On the day after the approval of the Genocide Convention, the United Nations adopted the Universal Declaration of Human Rights. Like the Convention, this too was born of the experience of World War II. Although the Jews were not the only people to suffer from the infringement of the rights set out in the 30 articles of the Declaration, (among them the right to life, dignity and personal security), they certainly suffered the ruthless violation of all of them under the Nazis and their partners. Thus, the Holocaust at its core is a blatant instance of the violation of human rights.

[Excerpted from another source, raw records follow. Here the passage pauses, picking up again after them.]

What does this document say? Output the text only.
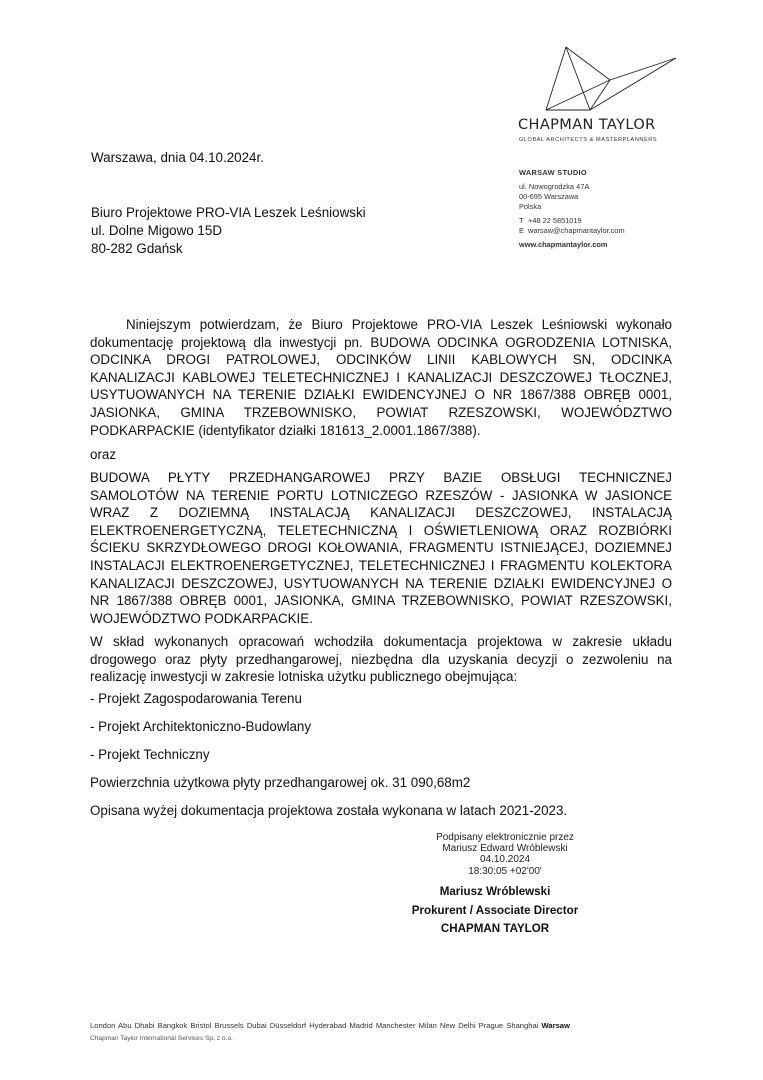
CHAPMAN TAYLOR
GLOBAL ARCHITECTS & MASTERPLANNERS
WARSAW STUDIO
ul. Nowogrodzka 47A
00-695 Warszawa
Polska
T +48 22 5851019
E warsaw@chapmantaylor.com
www.chapmantaylor.com
Warszawa, dnia 04.10.2024r.
Biuro Projektowe PRO-VIA Leszek Leśniowski
ul. Dolne Migowo 15D
80-282 Gdańsk
Niniejszym potwierdzam, że Biuro Projektowe PRO-VIA Leszek Leśniowski wykonało dokumentację projektową dla inwestycji pn. BUDOWA ODCINKA OGRODZENIA LOTNISKA, ODCINKA DROGI PATROLOWEJ, ODCINKÓW LINII KABLOWYCH SN, ODCINKA KANALIZACJI KABLOWEJ TELETECHNICZNEJ I KANALIZACJI DESZCZOWEJ TŁOCZNEJ, USYTUOWANYCH NA TERENIE DZIAŁKI EWIDENCYJNEJ O NR 1867/388 OBRĘB 0001, JASIONKA, GMINA TRZEBOWNISKO, POWIAT RZESZOWSKI, WOJEWÓDZTWO PODKARPACKIE (identyfikator działki 181613_2.0001.1867/388).
oraz
BUDOWA PŁYTY PRZEDHANGAROWEJ PRZY BAZIE OBSŁUGI TECHNICZNEJ SAMOLOTÓW NA TERENIE PORTU LOTNICZEGO RZESZÓW - JASIONKA W JASIONCE WRAZ Z DOZIEMNĄ INSTALACJĄ KANALIZACJI DESZCZOWEJ, INSTALACJĄ ELEKTROENERGETYCZNĄ, TELETECHNICZNĄ I OŚWIETLENIOWĄ ORAZ ROZBIÓRKI ŚCIEKU SKRZYDŁOWEGO DROGI KOŁOWANIA, FRAGMENTU ISTNIEJĄCEJ, DOZIEMNEJ INSTALACJI ELEKTROENERGETYCZNEJ, TELETECHNICZNEJ I FRAGMENTU KOLEKTORA KANALIZACJI DESZCZOWEJ, USYTUOWANYCH NA TERENIE DZIAŁKI EWIDENCYJNEJ O NR 1867/388 OBRĘB 0001, JASIONKA, GMINA TRZEBOWNISKO, POWIAT RZESZOWSKI, WOJEWÓDZTWO PODKARPACKIE.
W skład wykonanych opracowań wchodziła dokumentacja projektowa w zakresie układu drogowego oraz płyty przedhangarowej, niezbędna dla uzyskania decyzji o zezwoleniu na realizację inwestycji w zakresie lotniska użytku publicznego obejmująca:
- Projekt Zagospodarowania Terenu
- Projekt Architektoniczno-Budowlany
- Projekt Techniczny
Powierzchnia użytkowa płyty przedhangarowej ok. 31 090,68m2
Opisana wyżej dokumentacja projektowa została wykonana w latach 2021-2023.
Podpisany elektronicznie przez
Mariusz Edward Wróblewski
04.10.2024
18:30:05 +02'00'
Mariusz Wróblewski
Prokurent / Associate Director
CHAPMAN TAYLOR
London Abu Dhabi Bangkok Bristol Brussels Dubai Düsseldorf Hyderabad Madrid Manchester Milan New Delhi Prague Shanghai Warsaw
Chapman Taylor International Services Sp. z o.o.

The Holocaust is a specific historical event that struck at a particular group of people, but has profound universal implications. It is the story of how the Nazis and their partners murdered Jews simply because they were Jews. It is also the story of how a group of people arbitrarily defined another group as dangerous and sought to murder them all. In 2010 the discussion of racism, genocide and human rights, anchored in the history of the Holocaust, remains not only pertinent, but is crucial to the health of human civilization. Taking the Holocaust out of the discussion is not merely a sin of omission. It is a distortion of history that nourishes those who purvey the kind of hatred that can lead to future genocidal assaults.
Dr. Robert Rozett is the director of the Yad Vashem Libraries, and author of "Approaching the Holocaust, Texts and Contexts" (Vallentine Mitchell, 2005).